Our last day at Brown was the saddest day of my life. I found my 20 long lost sisters and we bonded in the short two weeks of class. Our goodbyes were the longest of any group. I didn't realize how much I grew as a person until our last day. I realized I am much more outgoing, confident, and aware of gender roles in today's society. After our Action Plan presentations, we gathered on the lawn to take pictures and say goodbye. Ms. Williams began to get frustrated with our reluctance to get into the shuttle. Since the ILC girls were the first in the class to leave, everyone saw us off. They sang the song "California Girls" to us as we got on the shuttle.
I learned a lot from the class itself. A lot I can say I knew before but I never realized how bad it really was or that a lot of it is subconscious. I am a pretty "equal" person, in that I am not intentionally racist, homophobic, sexist, or any other "-ist". However, I discovered through this course that I, among many other girls in the class, unintentionally discriminate because we grow up with that lesson that women are subordinate to men. One day, we watched a film about media literacy, which delved into the meaning behind advertisements. On the plane home, Cynthia, Josie, and I went through the magazines interpreting the ads and how they are degrading to women.
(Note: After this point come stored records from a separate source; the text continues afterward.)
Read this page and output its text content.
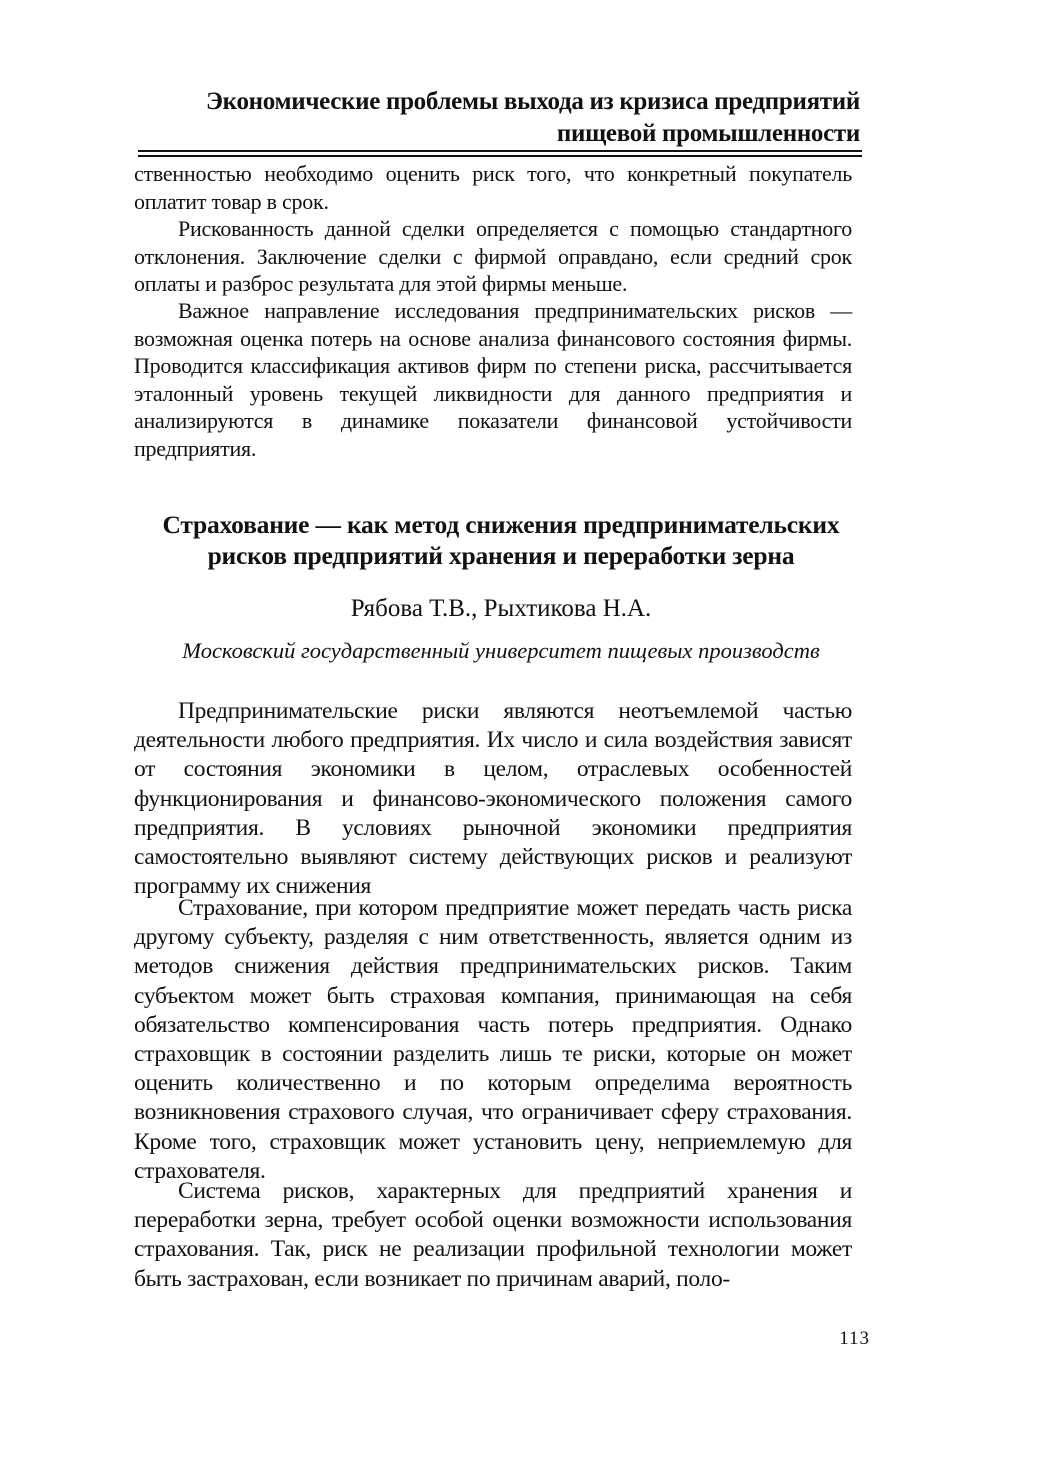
Экономические проблемы выхода из кризиса предприятий
пищевой промышленности

ственностью необходимо оценить риск того, что конкретный покупатель оплатит товар в срок.

Рискованность данной сделки определяется с помощью стандартного отклонения. Заключение сделки с фирмой оправдано, если средний срок оплаты и разброс результата для этой фирмы меньше.

Важное направление исследования предпринимательских рисков — возможная оценка потерь на основе анализа финансового состояния фирмы. Проводится классификация активов фирм по степени риска, рассчитывается эталонный уровень текущей ликвидности для данного предприятия и анализируются в динамике показатели финансовой устойчивости предприятия.

Страхование — как метод снижения предпринимательских
рисков предприятий хранения и переработки зерна

Рябова Т.В., Рыхтикова Н.А.

Московский государственный университет пищевых производств

Предпринимательские риски являются неотъемлемой частью деятельности любого предприятия. Их число и сила воздействия зависят от состояния экономики в целом, отраслевых особенностей функционирования и финансово-экономического положения самого предприятия. В условиях рыночной экономики предприятия самостоятельно выявляют систему действующих рисков и реализуют программу их снижения

Страхование, при котором предприятие может передать часть риска другому субъекту, разделяя с ним ответственность, является одним из методов снижения действия предпринимательских рисков. Таким субъектом может быть страховая компания, принимающая на себя обязательство компенсирования часть потерь предприятия. Однако страховщик в состоянии разделить лишь те риски, которые он может оценить количественно и по которым определима вероятность возникновения страхового случая, что ограничивает сферу страхования. Кроме того, страховщик может установить цену, неприемлемую для страхователя.

Система рисков, характерных для предприятий хранения и переработки зерна, требует особой оценки возможности использования страхования. Так, риск не реализации профильной технологии может быть застрахован, если возникает по причинам аварий, поло-

113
Outside of class, I became more independent, outgoing, and outspoken because living a college lifestyle requires that you be more extroverted. I became more willing to speak to strangers, speak in public, and socialize. I think being with one class for a whole day every day let us become more than just classmates. I can't imagine what it would've been like without the Ropes Course or all of the workshops because those were what really pulled us together. I don't think anyone can truly understand how we, as a class, felt saying goodbye. When Alex said "stay in touch", we all knew that we would.
Going home was painful because I wasn't really going home; I was leaving it. When we got back to California, and I saw my family, I was melancholy. I knew I was glad to be back on the west coast but all my memories seemed so distant. I wasn't even home yet when I was texting the other Women & Leadership girls and messaging them on Facebook. We chat on Facebook every day and plan to mail a journal around for everyone to write in.
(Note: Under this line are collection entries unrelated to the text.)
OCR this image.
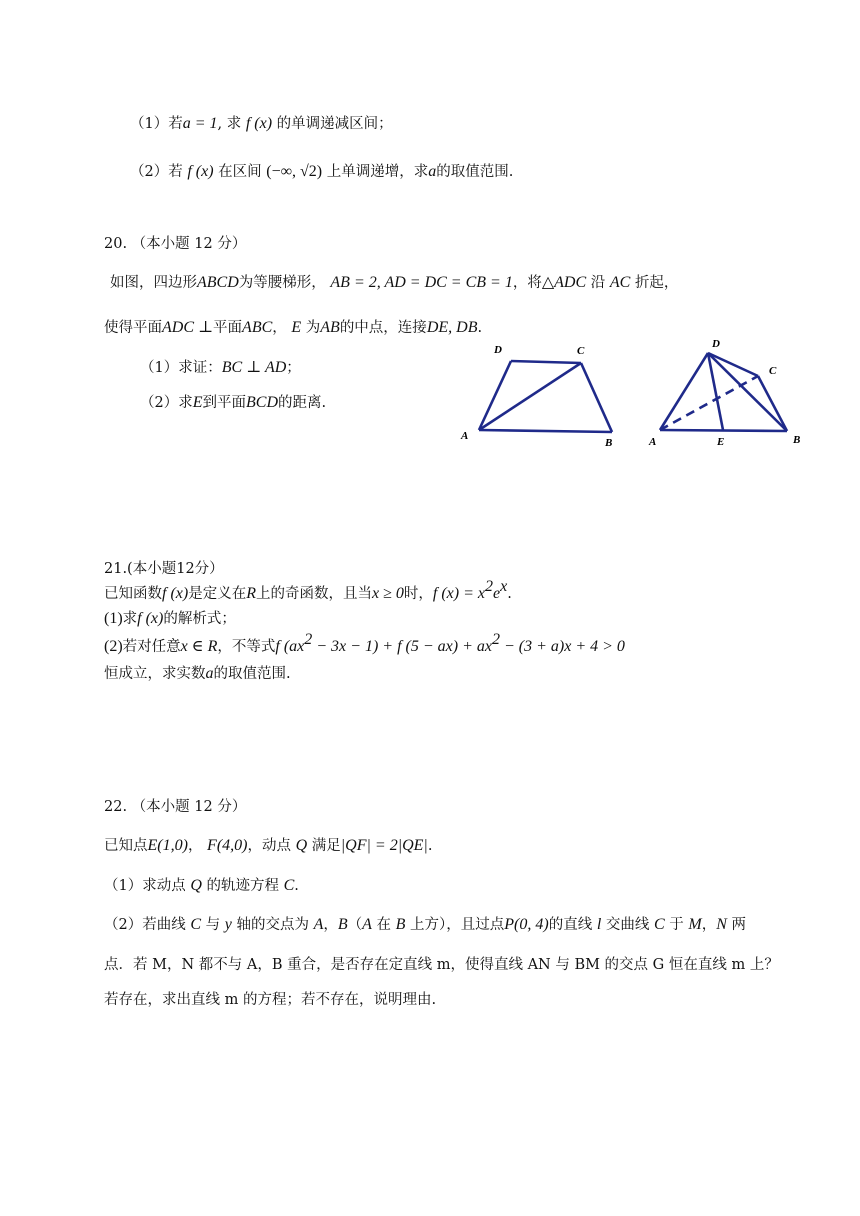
（1）若a = 1, 求 f (x) 的单调递减区间；
（2）若 f (x) 在区间 (−∞, √2) 上单调递增，求a的取值范围.
20. （本小题 12 分）
如图，四边形ABCD为等腰梯形， AB = 2, AD = DC = CB = 1，将△ADC 沿 AC 折起，
使得平面ADC ⊥平面ABC， E 为AB的中点，连接DE, DB.
（1）求证：BC ⊥ AD；
（2）求E到平面BCD的距离.
D	C
A
B
D
C
A	E	B
21.(本小题12分）
已知函数f (x)是定义在R上的奇函数，且当x ≥ 0时，f $(x) = x^2e^x$.
(1)求f (x)的解析式；
(2)若对任意x ∈ R，不等式f $(ax^2 - 3x - 1) + f$ $(5 - ax) + ax^2 - (3 + a)x + 4 > 0$
恒成立，求实数a的取值范围.
22. （本小题 12 分）
已知点E(1,0)， F(4,0)，动点 Q 满足|QF| = 2|QE|.
（1）求动点 Q 的轨迹方程 C.
（2）若曲线 C 与 y 轴的交点为 A，B（A 在 B 上方），且过点P(0, 4)的直线 l 交曲线 C 于 M，N 两
点．若 M，N 都不与 A，B 重合，是否存在定直线 m，使得直线 AN 与 BM 的交点 G 恒在直线 m 上？
若存在，求出直线 m 的方程；若不存在，说明理由.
The past three weeks were unforgettable and through this experience I added Brown to my college list. I miss my new family and I wish that the class could've been at least four weeks. I miss the heat, climbing the stairs, checking in one minute before curfew, hanging out in the lounge when we should be doing homework, doing homework at 3:00AM because we hung out in the lounge, getting into circles, and writing the blogs. I would give anything to go back again and I know everyone in my class feels the same because we openly talk about it every day.